Although we can’t know for sure that Beech was the brains behind Barea’s insertion into the lineup, we know he’s in the middle of every on-court personnel decision. After all, this is why he’s on the staff. Sabermetricians shout the hazards of small sample size so it makes sense that Beech and the Mavericks wouldn’t lend too much credence to Barea’s minus-14 plus-minus over a three-game sample or his lukewarm field goal percentage. The statistics that the Mavericks use are far more sophisticated and granular than the stuff we see on the television or on the internet.

It's possible, of course, that Haberstroh is right. Maybe the Mavs are relying on statistical models that exceed what Beech put together at 82games.com, and that these pro models (unlike every model used by us rank amateurs) statistically demonstrated the value of starting Barea despite his mediocre numbers. But that strikes me as a bit of a black box argument. If you believe in stats, it's not enough to say that Barea must have been the statistically-minded call, when we have no idea what those stats might be. (And when the stats we do have, such as +/-, suggest he wasn't.) The alternative, I guess, is that Carlisle did what head coaches have always done, and started the guy he wanted to start, numbers be damned. I'm still sticking with my argument that a big part of the value of Barea is psychological: that little dynamo pisses defenses off.
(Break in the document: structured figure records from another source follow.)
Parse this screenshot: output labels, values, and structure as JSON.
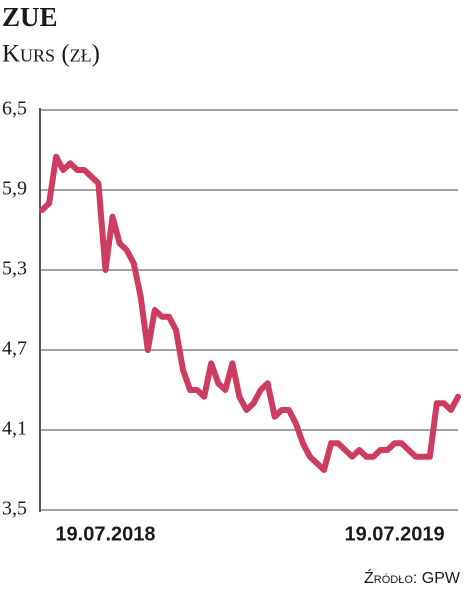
{
  "chart_data": {
    "type": "line",
    "title": "ZUE",
    "subtitle": "Kurs (zł)",
    "source": "Źródło: GPW",
    "categories": [
      null,
      null,
      null,
      null,
      null,
      null,
      null,
      null,
      null,
      "19.07.2018",
      null,
      null,
      null,
      null,
      null,
      null,
      null,
      null,
      null,
      null,
      null,
      null,
      null,
      null,
      null,
      null,
      null,
      null,
      null,
      null,
      null,
      null,
      null,
      null,
      null,
      null,
      null,
      null,
      null,
      null,
      null,
      null,
      null,
      null,
      null,
      null,
      null,
      null,
      null,
      null,
      "19.07.2019",
      null,
      null,
      null,
      null,
      null,
      null,
      null,
      null,
      null
    ],
    "values": [
      5.75,
      5.8,
      6.15,
      6.05,
      6.1,
      6.05,
      6.05,
      6.0,
      5.95,
      5.3,
      5.7,
      5.5,
      5.45,
      5.35,
      5.1,
      4.7,
      5.0,
      4.95,
      4.95,
      4.85,
      4.55,
      4.4,
      4.4,
      4.35,
      4.6,
      4.45,
      4.4,
      4.6,
      4.35,
      4.25,
      4.3,
      4.4,
      4.45,
      4.2,
      4.25,
      4.25,
      4.15,
      4.0,
      3.9,
      3.85,
      3.8,
      4.0,
      4.0,
      3.95,
      3.9,
      3.95,
      3.9,
      3.9,
      3.95,
      3.95,
      4.0,
      4.0,
      3.95,
      3.9,
      3.9,
      3.9,
      4.3,
      4.3,
      4.25,
      4.35
    ],
    "color": "#cc3d5f",
    "ylim": [
      3.5,
      6.5
    ],
    "yticks": [
      {
        "value": 3.5,
        "label": "3,5"
      },
      {
        "value": 4.1,
        "label": "4,1"
      },
      {
        "value": 4.7,
        "label": "4,7"
      },
      {
        "value": 5.3,
        "label": "5,3"
      },
      {
        "value": 5.9,
        "label": "5,9"
      },
      {
        "value": 6.5,
        "label": "6,5"
      }
    ],
    "grid": true
  }
}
Haberstroh's second argument has been popping up on all the sabermetrics sites, but he says it the best:

I have not met a sabermetrician who believes that there is nothing to be gained outside of the realm of analytics. Intangibles exist and they have power, even if sabermetricians have struggled to pinpoint and measure that power. No sabermetrician would honestly believe that they are all-knowing. That is precisely why they have strapped themselves in for this quest for objective information.

And I'm sure all those car consumers, if asked, would say that they care about the car seats, too. But that was the point of my column. Even when we pay lip service to intangibles - and everyone does - those intangibles are still mentally devalued by our newfound reliance on numbers. We can't help it. There's just no way to plug the intangible variable (say, the quirks of personality, or the comfort of a front seat) into our rigorous model. And so what we do? Well, if you believe the decision-making literature, what we often do is neglect that hunch, that sly intuition, that errant feeling, since it suddenly seems so unserious. That's just the way we think.